Thursday, February 3, 2011

Snow Collapses Commercial Building In Milford

Emergency crews said the workers of the multi-unit commercial building at 282 Woodmont Road escaped serious injury, but two were transported to the hospital for unknown injuries.

"They were able to actually crawl through the rubble and debris and get out on their own," said Milford Fire Capt. Christopher Zak.

While it appears all workers are accounted for, police were bringing in K-9 units from the state's Urban Search and Rescue Task Force to enter the building and make sure no one was left behind. It was later determined the dogs might not be necessary as all occupants seem to be accounted for -- and the building rife with chemicals might prove too hazardous for the highly trained dogs.

In addition to local police and fire units, the state Department of Environmental Protection (DEP) is on the scene and taking over the incident command since the building contains chemicals such as cyanide and sulphuric acid, according to emergency officials. It is believed there were approximately 3,000 gallons of chemicals inside one of the machine shops that occupied the space.

The presence of the chemicals complicates the cleanup process, according to DEP Emergency Response Coordinator Ken LeClerc. Crews will have to carefully lift the roof off tomorrow and then enter the debris with hazmat suits. The DEP will be aided by Clean Harbors Environmental Services, which retains a location across the street from the collapsed building.

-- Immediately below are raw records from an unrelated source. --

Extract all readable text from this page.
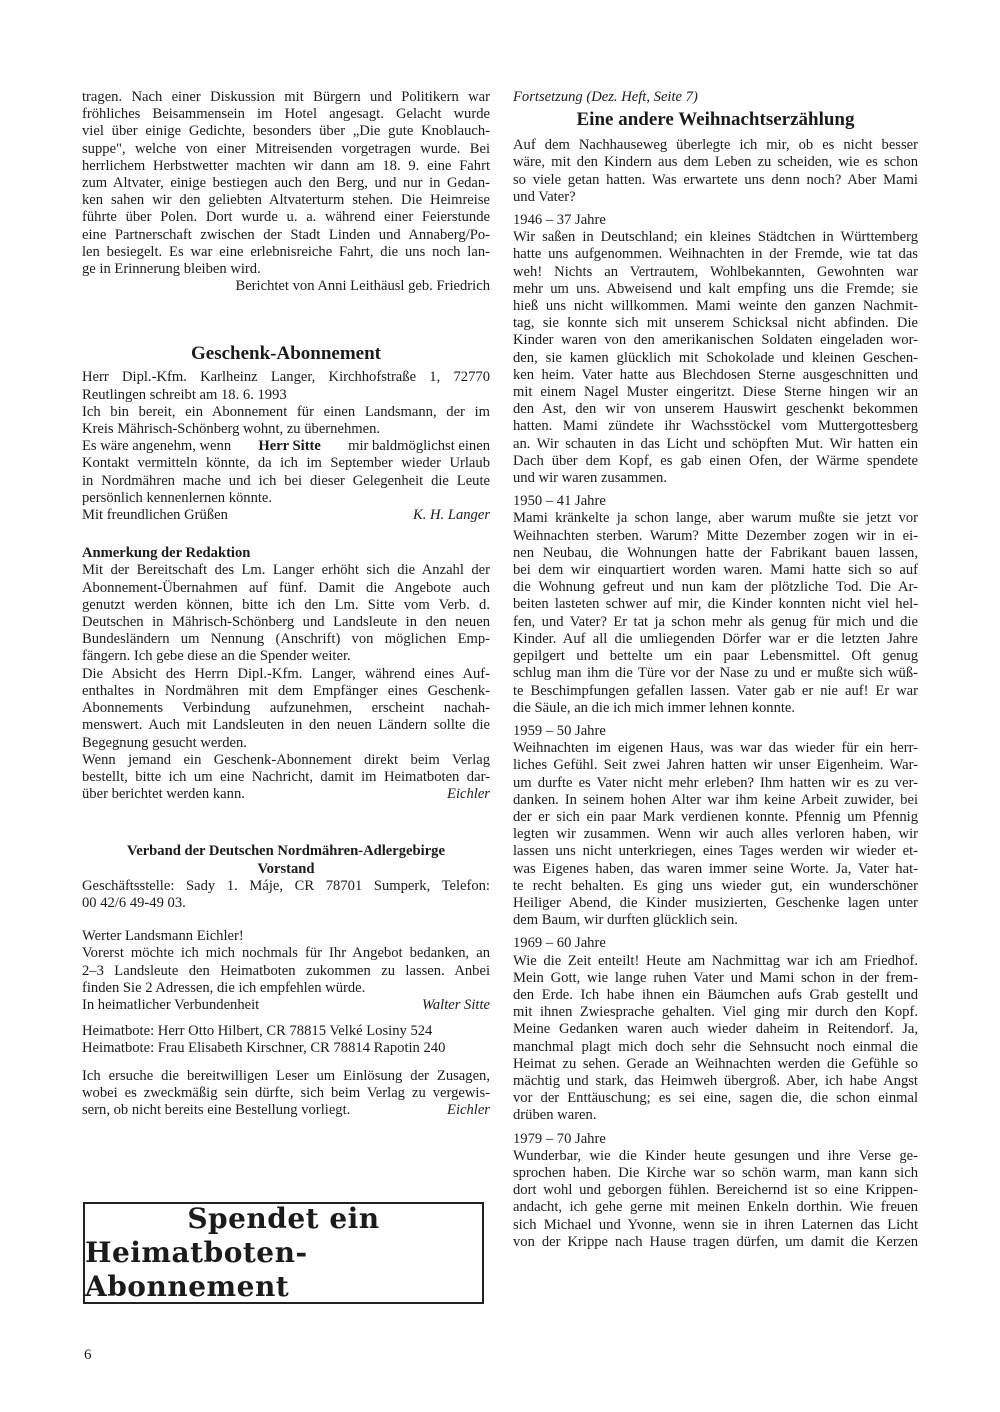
tragen. Nach einer Diskussion mit Bürgern und Politikern war
fröhliches Beisammensein im Hotel angesagt. Gelacht wurde
viel über einige Gedichte, besonders über „Die gute Knoblauch-
suppe", welche von einer Mitreisenden vorgetragen wurde. Bei
herrlichem Herbstwetter machten wir dann am 18. 9. eine Fahrt
zum Altvater, einige bestiegen auch den Berg, und nur in Gedan-
ken sahen wir den geliebten Altvaterturm stehen. Die Heimreise
führte über Polen. Dort wurde u. a. während einer Feierstunde
eine Partnerschaft zwischen der Stadt Linden und Annaberg/Po-
len besiegelt. Es war eine erlebnisreiche Fahrt, die uns noch lan-
ge in Erinnerung bleiben wird.
Berichtet von Anni Leithäusl geb. Friedrich
Geschenk-Abonnement
Herr Dipl.-Kfm. Karlheinz Langer, Kirchhofstraße 1, 72770
Reutlingen schreibt am 18. 6. 1993
Ich bin bereit, ein Abonnement für einen Landsmann, der im
Kreis Mährisch-Schönberg wohnt, zu übernehmen.
Es wäre angenehm, wenn Herr Sitte mir baldmöglichst einen
Kontakt vermitteln könnte, da ich im September wieder Urlaub
in Nordmähren mache und ich bei dieser Gelegenheit die Leute
persönlich kennenlernen könnte.
Mit freundlichen Grüßen	K. H. Langer
Anmerkung der Redaktion
Mit der Bereitschaft des Lm. Langer erhöht sich die Anzahl der
Abonnement-Übernahmen auf fünf. Damit die Angebote auch
genutzt werden können, bitte ich den Lm. Sitte vom Verb. d.
Deutschen in Mährisch-Schönberg und Landsleute in den neuen
Bundesländern um Nennung (Anschrift) von möglichen Emp-
fängern. Ich gebe diese an die Spender weiter.
Die Absicht des Herrn Dipl.-Kfm. Langer, während eines Auf-
enthaltes in Nordmähren mit dem Empfänger eines Geschenk-
Abonnements Verbindung aufzunehmen, erscheint nachah-
menswert. Auch mit Landsleuten in den neuen Ländern sollte die
Begegnung gesucht werden.
Wenn jemand ein Geschenk-Abonnement direkt beim Verlag
bestellt, bitte ich um eine Nachricht, damit im Heimatboten dar-
über berichtet werden kann.	Eichler
Verband der Deutschen Nordmähren-Adlergebirge
Vorstand
Geschäftsstelle: Sady 1. Máje, CR 78701 Sumperk, Telefon:
00 42/6 49-49 03.
Werter Landsmann Eichler!
Vorerst möchte ich mich nochmals für Ihr Angebot bedanken, an
2–3 Landsleute den Heimatboten zukommen zu lassen. Anbei
finden Sie 2 Adressen, die ich empfehlen würde.
In heimatlicher Verbundenheit	Walter Sitte
Heimatbote: Herr Otto Hilbert, CR 78815 Velké Losiny 524
Heimatbote: Frau Elisabeth Kirschner, CR 78814 Rapotin 240
Ich ersuche die bereitwilligen Leser um Einlösung der Zusagen,
wobei es zweckmäßig sein dürfte, sich beim Verlag zu vergewis-
sern, ob nicht bereits eine Bestellung vorliegt.	Eichler
Spendet ein
Heimatboten-Abonnement
Fortsetzung (Dez. Heft, Seite 7)
Eine andere Weihnachtserzählung
Auf dem Nachhauseweg überlegte ich mir, ob es nicht besser
wäre, mit den Kindern aus dem Leben zu scheiden, wie es schon
so viele getan hatten. Was erwartete uns denn noch? Aber Mami
und Vater?
1946 – 37 Jahre
Wir saßen in Deutschland; ein kleines Städtchen in Württemberg
hatte uns aufgenommen. Weihnachten in der Fremde, wie tat das
weh! Nichts an Vertrautem, Wohlbekannten, Gewohnten war
mehr um uns. Abweisend und kalt empfing uns die Fremde; sie
hieß uns nicht willkommen. Mami weinte den ganzen Nachmit-
tag, sie konnte sich mit unserem Schicksal nicht abfinden. Die
Kinder waren von den amerikanischen Soldaten eingeladen wor-
den, sie kamen glücklich mit Schokolade und kleinen Geschen-
ken heim. Vater hatte aus Blechdosen Sterne ausgeschnitten und
mit einem Nagel Muster eingeritzt. Diese Sterne hingen wir an
den Ast, den wir von unserem Hauswirt geschenkt bekommen
hatten. Mami zündete ihr Wachsstöckel vom Muttergottesberg
an. Wir schauten in das Licht und schöpften Mut. Wir hatten ein
Dach über dem Kopf, es gab einen Ofen, der Wärme spendete
und wir waren zusammen.
1950 – 41 Jahre
Mami kränkelte ja schon lange, aber warum mußte sie jetzt vor
Weihnachten sterben. Warum? Mitte Dezember zogen wir in ei-
nen Neubau, die Wohnungen hatte der Fabrikant bauen lassen,
bei dem wir einquartiert worden waren. Mami hatte sich so auf
die Wohnung gefreut und nun kam der plötzliche Tod. Die Ar-
beiten lasteten schwer auf mir, die Kinder konnten nicht viel hel-
fen, und Vater? Er tat ja schon mehr als genug für mich und die
Kinder. Auf all die umliegenden Dörfer war er die letzten Jahre
gepilgert und bettelte um ein paar Lebensmittel. Oft genug
schlug man ihm die Türe vor der Nase zu und er mußte sich wüß-
te Beschimpfungen gefallen lassen. Vater gab er nie auf! Er war
die Säule, an die ich mich immer lehnen konnte.
1959 – 50 Jahre
Weihnachten im eigenen Haus, was war das wieder für ein herr-
liches Gefühl. Seit zwei Jahren hatten wir unser Eigenheim. War-
um durfte es Vater nicht mehr erleben? Ihm hatten wir es zu ver-
danken. In seinem hohen Alter war ihm keine Arbeit zuwider, bei
der er sich ein paar Mark verdienen konnte. Pfennig um Pfennig
legten wir zusammen. Wenn wir auch alles verloren haben, wir
lassen uns nicht unterkriegen, eines Tages werden wir wieder et-
was Eigenes haben, das waren immer seine Worte. Ja, Vater hat-
te recht behalten. Es ging uns wieder gut, ein wunderschöner
Heiliger Abend, die Kinder musizierten, Geschenke lagen unter
dem Baum, wir durften glücklich sein.
1969 – 60 Jahre
Wie die Zeit enteilt! Heute am Nachmittag war ich am Friedhof.
Mein Gott, wie lange ruhen Vater und Mami schon in der frem-
den Erde. Ich habe ihnen ein Bäumchen aufs Grab gestellt und
mit ihnen Zwiesprache gehalten. Viel ging mir durch den Kopf.
Meine Gedanken waren auch wieder daheim in Reitendorf. Ja,
manchmal plagt mich doch sehr die Sehnsucht noch einmal die
Heimat zu sehen. Gerade an Weihnachten werden die Gefühle so
mächtig und stark, das Heimweh übergroß. Aber, ich habe Angst
vor der Enttäuschung; es sei eine, sagen die, die schon einmal
drüben waren.
1979 – 70 Jahre
Wunderbar, wie die Kinder heute gesungen und ihre Verse ge-
sprochen haben. Die Kirche war so schön warm, man kann sich
dort wohl und geborgen fühlen. Bereichernd ist so eine Krippen-
andacht, ich gehe gerne mit meinen Enkeln dorthin. Wie freuen
sich Michael und Yvonne, wenn sie in ihren Laternen das Licht
von der Krippe nach Hause tragen dürfen, um damit die Kerzen
6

The dangers of the cleanup cannot be understated, particularly when it comes to sulphuric acid, according to LeClerc. "It'll burn right through you," he said.

The cleanup will also be conducted with care so as to prevent any further damage to the millions of dollars worth of antique and exotic car parts that were inside Carbon County Chrome. The state of the three 1950-era Chevrolet Corvettes that were inside remains unknown. The names of all four business have not been released, but another is Miller Marine Canvas.

While the cause of the collapse remains under investigation, Zak said it appears that the flat wooden roof on the structure gave out under the weight of the dense snow and ice that continues to pile up across the region.

"If one section (of the building) falls, it'll fail catastrophically," he said.

When the building collapsed, a resident who was nearby came to the rescue and used a backhoe to move snow around an area so the gas company could shut off the gas supply to the building. The gas leak has since been contained, officials said, but nearby businesses were evacuated as a precaution.

Meanwhile, Zak urged homeowners and business owners to heed calls to clear roofs of snow and ice, to prevent such an incident from occurring again.

"Hopefully this is the last," Zak said.